The railroad reports that 90 containers are robbed on an average day at that location. UPS and FedEx are said to be diverting their business elsewhere.

The trouble with this Los Angeles rail yard is not new. Images started emerging months ago on social media of the chaos at the Lincoln Heights rail yard. The local CBS reporter introduced his Twitter thread on the above-linked report with the following observation,

Keep hearing of train burglaries in LA on the scanner so went to #LincolnHeights to see it all.

Union Pacific railroad is based in Omaha, Nebraska, and is one of seven major railroads operating in the United States. Only Union Pacific and BNSF operate in western states.

To celebrate the 100th anniversary of the 1869 driving of the golden spike at Promontory Point, Utah, Union Pacific commissioned a television commercial and an accompanying song, “Great Big Rollin’ Railroad.” The song was written in 1969 by the same songwriter who years later wrote the No. 1 hit “Convoy” about outlaw trucking. At the time, the future C.W. McCall was then an obscure advertising man named Bill Fries, working in Omaha, Nebraska.

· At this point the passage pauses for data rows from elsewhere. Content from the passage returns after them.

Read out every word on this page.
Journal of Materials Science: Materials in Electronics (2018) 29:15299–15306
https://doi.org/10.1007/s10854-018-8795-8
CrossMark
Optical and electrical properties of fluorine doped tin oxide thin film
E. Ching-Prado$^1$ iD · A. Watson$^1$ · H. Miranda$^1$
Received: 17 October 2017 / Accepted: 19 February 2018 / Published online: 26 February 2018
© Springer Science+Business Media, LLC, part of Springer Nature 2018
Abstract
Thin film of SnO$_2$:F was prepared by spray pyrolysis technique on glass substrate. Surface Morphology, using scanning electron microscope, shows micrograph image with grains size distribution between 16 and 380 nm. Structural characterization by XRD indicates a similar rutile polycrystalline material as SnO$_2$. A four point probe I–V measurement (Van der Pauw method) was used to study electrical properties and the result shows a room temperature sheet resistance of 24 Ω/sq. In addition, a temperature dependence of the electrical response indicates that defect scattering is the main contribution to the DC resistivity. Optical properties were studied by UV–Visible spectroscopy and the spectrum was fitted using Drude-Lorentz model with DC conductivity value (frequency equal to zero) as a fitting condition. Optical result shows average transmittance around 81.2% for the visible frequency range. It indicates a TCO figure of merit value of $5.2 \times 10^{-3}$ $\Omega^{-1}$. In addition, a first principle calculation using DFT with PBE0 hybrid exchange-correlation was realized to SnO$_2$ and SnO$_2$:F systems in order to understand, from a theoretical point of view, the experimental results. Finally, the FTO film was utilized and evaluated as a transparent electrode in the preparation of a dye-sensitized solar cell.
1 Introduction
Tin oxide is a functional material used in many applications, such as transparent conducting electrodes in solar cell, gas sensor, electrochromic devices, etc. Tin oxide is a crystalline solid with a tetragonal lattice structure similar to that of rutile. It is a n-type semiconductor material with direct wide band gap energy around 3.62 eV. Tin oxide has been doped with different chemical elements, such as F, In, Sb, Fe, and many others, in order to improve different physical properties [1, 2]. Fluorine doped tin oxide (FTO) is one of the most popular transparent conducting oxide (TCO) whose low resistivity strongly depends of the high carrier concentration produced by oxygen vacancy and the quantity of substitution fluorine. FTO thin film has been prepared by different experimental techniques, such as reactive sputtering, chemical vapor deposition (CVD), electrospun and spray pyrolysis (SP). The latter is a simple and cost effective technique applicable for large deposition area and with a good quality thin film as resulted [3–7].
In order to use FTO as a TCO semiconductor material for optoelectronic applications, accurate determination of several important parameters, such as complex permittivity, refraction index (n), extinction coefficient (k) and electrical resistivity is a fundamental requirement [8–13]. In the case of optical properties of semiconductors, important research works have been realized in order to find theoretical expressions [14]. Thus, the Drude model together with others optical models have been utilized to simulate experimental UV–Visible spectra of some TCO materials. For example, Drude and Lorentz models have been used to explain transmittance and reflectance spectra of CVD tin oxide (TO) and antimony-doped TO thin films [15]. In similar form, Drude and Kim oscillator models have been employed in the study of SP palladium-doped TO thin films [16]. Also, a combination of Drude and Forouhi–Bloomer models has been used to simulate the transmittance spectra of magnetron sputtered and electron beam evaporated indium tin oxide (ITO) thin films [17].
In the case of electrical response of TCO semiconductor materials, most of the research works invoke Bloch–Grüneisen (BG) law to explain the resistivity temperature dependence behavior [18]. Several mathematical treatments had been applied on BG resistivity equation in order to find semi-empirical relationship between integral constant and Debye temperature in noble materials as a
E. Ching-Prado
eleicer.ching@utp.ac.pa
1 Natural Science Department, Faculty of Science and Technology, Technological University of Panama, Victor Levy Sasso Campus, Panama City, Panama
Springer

The UP ode included lyrics such as,

We’re a thousand wheels of freight train / Hear the diesel engines’ power / We’re the Union Pacific / Doin’ 90 miles an hour

The derailed train, tripped up by its own garbage, suggests otherwise. Later in the song, we hear,

On the mainline to the sea / Cross the flats at Salt Lake City / On to Vegas and LA / We’re the Union Pacific / And we’ve got the right of way

And that right-of-way ownership leads to the biggest quirk of this story: Union Pacific has its own private police force. All major railroads (and many minor ones) field their own federally sworn police force, to maintain law and order on their own property, with full police powers. The origins of this unique arrangement date back to the days of the Pinkertons.

However, the UP police seem unable to maintain order in this apparently unfenced yard, even while representing a private entity and not answering to voters or local politicians. Los Angeles city police refer inquires back to Union Pacific, as the local police have no jurisdiction on railroad property.

For their part, Union Pacific points back to Los Angeles County District Attorney George Gascon for not prosecuting enough cases of package theft. Gascon cites a lack of evidence gathered by the train cops. You will recall that Gascon was formerly the San Francisco district attorney, but moved to Los Angeles, a switch that somehow resulted in both jurisdictions lurching to the political left.

The situation is reaching a boiling point. The railroad is threatening to pull out of Los Angeles County altogether. As the county hosts the massive Los Angeles-Long Beach seaport complex, the withdrawal of Union Pacific from the market would be a catastrophe for the nation’s supply chain.